- Gold prices may struggle for near-term direction as US jobs data nears
- Crude oil prices look vulnerable to deeper losses but a catalyst is needed
- See here what retail traders’ buy/sell bets hint about commodity trends
Gold prices attempted to bounce against as a lull in relevant news-flow opened the door for a correction in moves driven by the recent swell in Fed rate hike speculation. The move higher fizzled intraday however as supportive US economic data drove the US Dollar higher alongside front-end Treasury bond yields. Not surprisingly, that tarnished the appeal of non-interest-bearing and anti-fiat assets.
Looking ahead, data on US factory and durable goods orders is due to cross the wires. Barring wild deviations from consensus forecasts however, the yellow metal seems unlikely to find follow-through in whatever outcomes cross the wires, with traders probably unwilling to commit to a firm bias before Friday’s official labor-market data is released. In the meantime, a period of digestion may be ahead.

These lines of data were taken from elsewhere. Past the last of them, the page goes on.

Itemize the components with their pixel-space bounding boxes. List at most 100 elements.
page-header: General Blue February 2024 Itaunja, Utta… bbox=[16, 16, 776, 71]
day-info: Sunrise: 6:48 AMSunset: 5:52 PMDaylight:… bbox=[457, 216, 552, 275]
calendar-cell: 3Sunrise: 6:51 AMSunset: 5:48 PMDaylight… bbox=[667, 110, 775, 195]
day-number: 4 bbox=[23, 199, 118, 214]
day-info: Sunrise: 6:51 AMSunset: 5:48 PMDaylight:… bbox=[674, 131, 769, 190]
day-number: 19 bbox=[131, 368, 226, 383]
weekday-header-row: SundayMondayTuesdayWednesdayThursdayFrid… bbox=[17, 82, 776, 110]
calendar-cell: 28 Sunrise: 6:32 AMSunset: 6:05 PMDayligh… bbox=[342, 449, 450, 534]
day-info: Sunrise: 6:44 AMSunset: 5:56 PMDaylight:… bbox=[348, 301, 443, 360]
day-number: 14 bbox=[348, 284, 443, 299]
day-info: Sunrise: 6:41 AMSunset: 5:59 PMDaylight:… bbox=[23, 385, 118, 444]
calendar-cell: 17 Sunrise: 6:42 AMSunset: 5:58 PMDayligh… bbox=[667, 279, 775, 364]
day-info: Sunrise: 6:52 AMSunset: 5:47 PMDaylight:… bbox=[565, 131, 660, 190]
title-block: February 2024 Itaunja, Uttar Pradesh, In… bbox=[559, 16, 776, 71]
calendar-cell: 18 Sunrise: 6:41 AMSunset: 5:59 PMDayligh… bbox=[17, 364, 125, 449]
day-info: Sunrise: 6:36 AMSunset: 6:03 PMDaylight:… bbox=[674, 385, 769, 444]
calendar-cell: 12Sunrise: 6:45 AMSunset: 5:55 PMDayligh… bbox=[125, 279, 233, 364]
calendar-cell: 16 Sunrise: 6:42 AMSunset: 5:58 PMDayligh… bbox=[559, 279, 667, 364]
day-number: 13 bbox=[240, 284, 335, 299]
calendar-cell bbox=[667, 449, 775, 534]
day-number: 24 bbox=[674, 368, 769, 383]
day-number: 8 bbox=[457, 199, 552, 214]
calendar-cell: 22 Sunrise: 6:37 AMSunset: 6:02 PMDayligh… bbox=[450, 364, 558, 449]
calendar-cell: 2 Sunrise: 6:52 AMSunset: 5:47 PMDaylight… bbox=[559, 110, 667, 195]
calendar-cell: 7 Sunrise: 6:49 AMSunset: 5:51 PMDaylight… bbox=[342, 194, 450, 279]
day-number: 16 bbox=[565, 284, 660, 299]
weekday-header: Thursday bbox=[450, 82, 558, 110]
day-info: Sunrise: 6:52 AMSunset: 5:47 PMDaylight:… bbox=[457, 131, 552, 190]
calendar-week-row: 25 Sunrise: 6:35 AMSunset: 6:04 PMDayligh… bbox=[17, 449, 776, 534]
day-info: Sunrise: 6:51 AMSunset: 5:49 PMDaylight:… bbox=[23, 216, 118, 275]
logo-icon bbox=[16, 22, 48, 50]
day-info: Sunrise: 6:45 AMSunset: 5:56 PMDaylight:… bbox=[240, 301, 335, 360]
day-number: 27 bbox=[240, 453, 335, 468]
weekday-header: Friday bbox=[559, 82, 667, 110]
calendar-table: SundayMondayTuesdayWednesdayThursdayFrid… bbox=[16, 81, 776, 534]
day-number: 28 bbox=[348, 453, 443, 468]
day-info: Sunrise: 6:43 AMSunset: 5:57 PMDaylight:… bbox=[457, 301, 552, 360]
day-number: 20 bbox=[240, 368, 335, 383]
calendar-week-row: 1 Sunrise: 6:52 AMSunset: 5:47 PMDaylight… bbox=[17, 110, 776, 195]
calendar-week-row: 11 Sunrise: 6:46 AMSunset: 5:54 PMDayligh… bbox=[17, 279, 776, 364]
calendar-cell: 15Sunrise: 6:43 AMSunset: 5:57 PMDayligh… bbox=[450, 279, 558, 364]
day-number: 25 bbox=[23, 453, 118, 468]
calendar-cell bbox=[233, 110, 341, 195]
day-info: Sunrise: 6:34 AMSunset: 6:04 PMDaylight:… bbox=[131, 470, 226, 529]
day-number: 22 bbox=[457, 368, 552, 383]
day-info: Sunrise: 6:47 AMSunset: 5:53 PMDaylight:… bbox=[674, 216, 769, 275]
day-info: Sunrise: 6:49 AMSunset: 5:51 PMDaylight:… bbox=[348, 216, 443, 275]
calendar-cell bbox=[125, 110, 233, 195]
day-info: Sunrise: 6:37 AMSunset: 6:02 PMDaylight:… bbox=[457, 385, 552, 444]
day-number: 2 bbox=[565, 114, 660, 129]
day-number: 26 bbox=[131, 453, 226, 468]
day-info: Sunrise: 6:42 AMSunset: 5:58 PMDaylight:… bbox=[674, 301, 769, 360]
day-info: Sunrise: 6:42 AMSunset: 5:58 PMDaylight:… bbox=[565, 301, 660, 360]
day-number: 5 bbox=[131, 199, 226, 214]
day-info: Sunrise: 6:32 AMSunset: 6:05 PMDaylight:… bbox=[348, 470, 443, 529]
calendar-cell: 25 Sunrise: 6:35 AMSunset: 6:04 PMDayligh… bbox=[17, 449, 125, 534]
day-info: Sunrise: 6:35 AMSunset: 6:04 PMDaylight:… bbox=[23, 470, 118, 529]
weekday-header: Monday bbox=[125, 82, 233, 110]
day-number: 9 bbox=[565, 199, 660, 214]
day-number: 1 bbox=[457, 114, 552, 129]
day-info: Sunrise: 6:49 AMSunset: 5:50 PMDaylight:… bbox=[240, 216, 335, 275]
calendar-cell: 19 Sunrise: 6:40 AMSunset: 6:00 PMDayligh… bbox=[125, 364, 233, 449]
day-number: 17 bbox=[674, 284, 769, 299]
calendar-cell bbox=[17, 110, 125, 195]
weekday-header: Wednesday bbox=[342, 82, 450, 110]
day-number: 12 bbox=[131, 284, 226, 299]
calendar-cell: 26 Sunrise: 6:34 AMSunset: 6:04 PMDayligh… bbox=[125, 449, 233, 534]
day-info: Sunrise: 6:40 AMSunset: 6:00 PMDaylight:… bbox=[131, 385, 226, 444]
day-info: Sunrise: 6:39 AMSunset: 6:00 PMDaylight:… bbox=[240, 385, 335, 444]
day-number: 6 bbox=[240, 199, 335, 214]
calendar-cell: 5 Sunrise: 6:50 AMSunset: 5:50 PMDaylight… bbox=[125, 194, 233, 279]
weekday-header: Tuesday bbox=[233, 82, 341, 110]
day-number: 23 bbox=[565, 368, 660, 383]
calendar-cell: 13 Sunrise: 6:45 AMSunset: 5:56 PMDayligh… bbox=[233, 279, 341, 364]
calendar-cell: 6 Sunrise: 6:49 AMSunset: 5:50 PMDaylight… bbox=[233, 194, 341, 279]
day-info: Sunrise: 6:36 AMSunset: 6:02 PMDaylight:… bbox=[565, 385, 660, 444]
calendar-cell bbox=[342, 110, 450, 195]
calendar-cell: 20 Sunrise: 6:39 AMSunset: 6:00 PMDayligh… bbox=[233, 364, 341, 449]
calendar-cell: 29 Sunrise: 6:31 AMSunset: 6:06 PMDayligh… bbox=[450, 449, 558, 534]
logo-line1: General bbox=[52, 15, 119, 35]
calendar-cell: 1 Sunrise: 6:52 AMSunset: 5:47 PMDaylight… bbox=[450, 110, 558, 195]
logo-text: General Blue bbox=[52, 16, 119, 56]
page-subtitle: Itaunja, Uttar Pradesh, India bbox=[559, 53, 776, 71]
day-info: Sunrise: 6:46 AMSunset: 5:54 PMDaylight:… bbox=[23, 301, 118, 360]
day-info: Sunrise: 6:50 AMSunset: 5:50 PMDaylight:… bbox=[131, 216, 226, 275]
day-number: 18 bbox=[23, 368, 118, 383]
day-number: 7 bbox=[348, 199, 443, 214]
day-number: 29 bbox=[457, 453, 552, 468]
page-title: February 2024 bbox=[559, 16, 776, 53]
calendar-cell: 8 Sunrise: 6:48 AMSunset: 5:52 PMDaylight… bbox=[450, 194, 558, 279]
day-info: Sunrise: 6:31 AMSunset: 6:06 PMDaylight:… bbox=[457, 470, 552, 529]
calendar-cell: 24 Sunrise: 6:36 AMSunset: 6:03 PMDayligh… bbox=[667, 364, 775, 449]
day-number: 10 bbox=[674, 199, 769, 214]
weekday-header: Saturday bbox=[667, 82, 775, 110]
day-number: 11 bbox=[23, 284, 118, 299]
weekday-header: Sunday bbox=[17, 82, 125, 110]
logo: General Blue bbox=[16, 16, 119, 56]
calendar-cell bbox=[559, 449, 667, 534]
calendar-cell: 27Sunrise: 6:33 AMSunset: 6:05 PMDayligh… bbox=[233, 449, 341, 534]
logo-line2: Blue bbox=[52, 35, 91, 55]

Crude oil prices plunged after EIA inventory flow data crossed the wires. The report showed a far larger drawdown of raw material stocks than analysts expected, with 6.02 million barrels shed, compared to a mere 466.1k decline expected. That fell on deaf ears however as gasoline storage grew by 1.64 million barrels, topping forecasts calling for a smaller 1.04 million increase (and echoing analogous API data).
From here, a Census Bureau report on US crude oil exports through August may prove too dated to inspire a reaction from the markets. Yesterday’s EIA figures already showed that cross-border sales roared higher to 1.98 million barrels last week, the highest on record. The same report showed that output continued to climb while imports fell to the lowest on record since 1973.
Meanwhile, Saudi Energy Minister Khalid Al-Falih seemed to declare victory at meeting with his Russian counterpart in Moscow, saying the OPEC-led production cut effort “achieved its goal” and dismissing US shale growth as likely to be offset by firming demand in 2018. That seems rather bold considering WTI and Brent crude still down 6.9 and 1.5 percent in the year-to-date, respectively.
None of this seems to bode well for the broad crude oil trend. Rosy rhetoric from OPEC and company doesn’t seem to be impressing markets questioning their ability to offset US-led growth in swing output. At the same time however, nothing in the latest headlines is particularly new, meaning it may not necessarily translate into fresh near-term selling pressure without a further catalyst.
Where are crude oil and gold prices heading through year-end? See our Q4 forecasts here!
GOLD TECHNICAL ANALYSIS – Gold prices are struggling to make upward progress having found support at seven-week lows. From here, a daily close above the 50% Fibonacci expansion at 1279.01 opens the door for a retest of the 1287.18-88.28 area (38.2% level, September 21 low). Alternatively, a turn below the October 3 floor at 1268.51 exposes the 76.4%Fibat 1260.74.
Chart created using TradingView
CRUDE OIL TECHNICAL ANALYSIS – Crude oil prices keep pushing lower toward support at 48.72, the 38.2% Fibonacci retracement. Breaking below that exposes 50% level at 47.46. Alternatively, a daily close back above the 23.6% Fibat 50.29 targets the 14.6% retracementat 51.26 anew.